Le festival Badara qui se tient pendant une semaine fin Janvier à Bobo Dioulasso au Burkina Faso, est une trouvaille de génie née de la nécessité. Koto Brawa a su créer un festival d’un genre nouveau qui, loin d’essayer de programmer des artistes prestigieux et souvent dispendieux, propose au contraire de mêler artistes confirmés et jeunes pousses locales pour créer de la musique et la restituer lors du concert de clôture qui a généralement lieu soit à l’institut français soit à la Villa Kambou.

Il attire chaque année parmi la fine fleur des musiciens Burkinabés ainsi que quelques étrangers de talent.

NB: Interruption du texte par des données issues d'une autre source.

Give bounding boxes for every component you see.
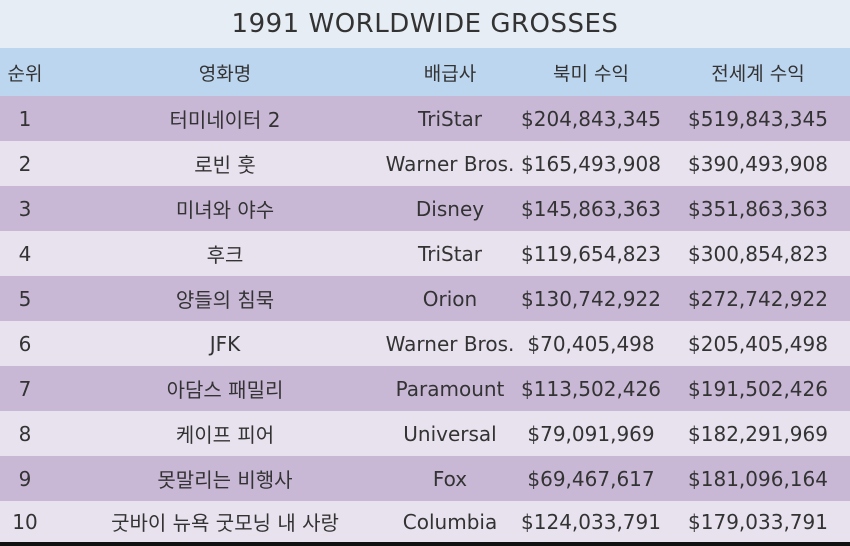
table-row: 10 굿바이 뉴욕 굿모닝 내 사랑 Columbia $124,033,791… bbox=[0, 501, 850, 542]
cell-rank: 6 bbox=[18, 331, 32, 356]
cell-worldwide: $181,096,164 bbox=[688, 466, 828, 491]
table-row: 7 아담스 패밀리 Paramount $113,502,426 $191,50… bbox=[0, 366, 850, 411]
cell-title: 터미네이터 2 bbox=[169, 108, 281, 132]
cell-distributor: Columbia bbox=[402, 509, 498, 534]
cell-distributor: TriStar bbox=[417, 241, 483, 266]
cell-domestic: $119,654,823 bbox=[521, 241, 661, 266]
cell-worldwide: $272,742,922 bbox=[688, 286, 828, 311]
header-distributor: 배급사 bbox=[423, 62, 477, 85]
cell-worldwide: $182,291,969 bbox=[688, 421, 828, 446]
cell-domestic: $113,502,426 bbox=[521, 376, 661, 401]
cell-title: JFK bbox=[209, 331, 241, 356]
cell-domestic: $70,405,498 bbox=[527, 331, 655, 356]
table-row: 6 JFK Warner Bros. $70,405,498 $205,405,… bbox=[0, 321, 850, 366]
cell-domestic: $204,843,345 bbox=[521, 106, 661, 131]
table-row: 9 못말리는 비행사 Fox $69,467,617 $181,096,164 bbox=[0, 456, 850, 501]
cell-title: 후크 bbox=[206, 243, 244, 267]
header-worldwide: 전세계 수익 bbox=[711, 62, 805, 85]
table-row: 8 케이프 피어 Universal $79,091,969 $182,291,… bbox=[0, 411, 850, 456]
cell-worldwide: $351,863,363 bbox=[688, 196, 828, 221]
cell-title: 굿바이 뉴욕 굿모닝 내 사랑 bbox=[111, 511, 339, 535]
cell-title: 케이프 피어 bbox=[175, 423, 275, 447]
cell-rank: 7 bbox=[18, 376, 32, 401]
table-header: 순위 영화명 배급사 북미 수익 전세계 수익 bbox=[0, 48, 850, 96]
table-row: 3 미녀와 야수 Disney $145,863,363 $351,863,36… bbox=[0, 186, 850, 231]
cell-worldwide: $179,033,791 bbox=[688, 509, 828, 534]
cell-rank: 10 bbox=[12, 509, 38, 534]
cell-title: 양들의 침묵 bbox=[175, 288, 275, 312]
header-domestic: 북미 수익 bbox=[553, 62, 629, 85]
cell-rank: 8 bbox=[18, 421, 32, 446]
cell-distributor: Paramount bbox=[395, 376, 505, 401]
cell-worldwide: $300,854,823 bbox=[688, 241, 828, 266]
cell-distributor: Orion bbox=[422, 286, 478, 311]
cell-rank: 9 bbox=[18, 466, 32, 491]
cell-rank: 2 bbox=[18, 151, 32, 176]
cell-distributor: Fox bbox=[432, 466, 468, 491]
cell-worldwide: $519,843,345 bbox=[688, 106, 828, 131]
cell-domestic: $165,493,908 bbox=[521, 151, 661, 176]
cell-domestic: $69,467,617 bbox=[527, 466, 655, 491]
header-title: 영화명 bbox=[198, 62, 252, 85]
table-row: 1 터미네이터 2 TriStar $204,843,345 $519,843,… bbox=[0, 96, 850, 141]
table-title: 1991 WORLDWIDE GROSSES bbox=[231, 9, 619, 39]
title-bar: 1991 WORLDWIDE GROSSES bbox=[0, 0, 850, 48]
cell-worldwide: $191,502,426 bbox=[688, 376, 828, 401]
cell-title: 미녀와 야수 bbox=[175, 198, 275, 222]
cell-domestic: $145,863,363 bbox=[521, 196, 661, 221]
table-row: 5 양들의 침묵 Orion $130,742,922 $272,742,922 bbox=[0, 276, 850, 321]
cell-distributor: TriStar bbox=[417, 106, 483, 131]
cell-distributor: Warner Bros. bbox=[385, 151, 515, 176]
cell-title: 로빈 훗 bbox=[194, 153, 256, 177]
cell-distributor: Universal bbox=[403, 421, 497, 446]
cell-domestic: $124,033,791 bbox=[521, 509, 661, 534]
cell-domestic: $79,091,969 bbox=[527, 421, 655, 446]
table-row: 4 후크 TriStar $119,654,823 $300,854,823 bbox=[0, 231, 850, 276]
bottom-border bbox=[0, 542, 850, 546]
cell-distributor: Warner Bros. bbox=[385, 331, 515, 356]
cell-rank: 5 bbox=[18, 286, 32, 311]
cell-title: 못말리는 비행사 bbox=[157, 468, 293, 492]
cell-title: 아담스 패밀리 bbox=[166, 378, 284, 402]
table-row: 2 로빈 훗 Warner Bros. $165,493,908 $390,49… bbox=[0, 141, 850, 186]
cell-worldwide: $205,405,498 bbox=[688, 331, 828, 356]
cell-distributor: Disney bbox=[415, 196, 485, 221]
cell-rank: 1 bbox=[18, 106, 32, 131]
cell-domestic: $130,742,922 bbox=[521, 286, 661, 311]
cell-rank: 4 bbox=[18, 241, 32, 266]
cell-worldwide: $390,493,908 bbox=[688, 151, 828, 176]
header-rank: 순위 bbox=[7, 62, 43, 85]
cell-rank: 3 bbox=[18, 196, 32, 221]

Le festival poursuit plusieurs objectifs :

  1. Distribuer : Collecter du matériel de musique (instruments, amplificateurs, sonos, cordes, accessoires, partitions…) pour permettre aux musiciens locaux de travailler dans de meilleures conditions
  2. Créer : Organiser des ateliers de création musicale mélangeant des musiciens étrangers et des artistes burkinabés. Le résultat de ces ateliers sera restitué  lors du concert final  de clôture
  3. Jouer : Des Jam sessions sont organisées dans différents lieux de Bobo-Dioulasso
  4. Partager : de mini-conférences  d’une heure sur des sujets techniques comme l’improvisation modale ou la pratique des instruments jusqu’à la méditation appliquée à la musique permettant d’enrichir les artistes en montrant des directions nouvelles ou inusitées

Sur les 7 jours du festival, une journée type de Badara se déroule comme suit:

  • 10:00-18:00 : Ateliers de création musicale (2 ou 3 groupes de musiciens) travaillant dans différents lieux de Bobo-Dioulasso
  • 19:00-20:00 : Conférences
  • 20:00 – 21:00 : Dîner des artistes
  • 21:00 – 01:00 : Jam Sessions

Une journée est laissée libre pour se reposer et visiter la région. Le concert de clôture au Centre Culturel Français verra se succéder sur scènes les différents groupes qui présenteront leurs créations. Un enregistrement de ce concert sera distribué sous forme de CD (aux généreux contributeurs)  ou d’accès libre en téléchargement sur le site du Festival pour les autres

Des villas sont louées pendant la durée du festival, en fonction du nombre d’artistes participants. Des voitures seront également disponibles pour assurer les déplacements des artistes.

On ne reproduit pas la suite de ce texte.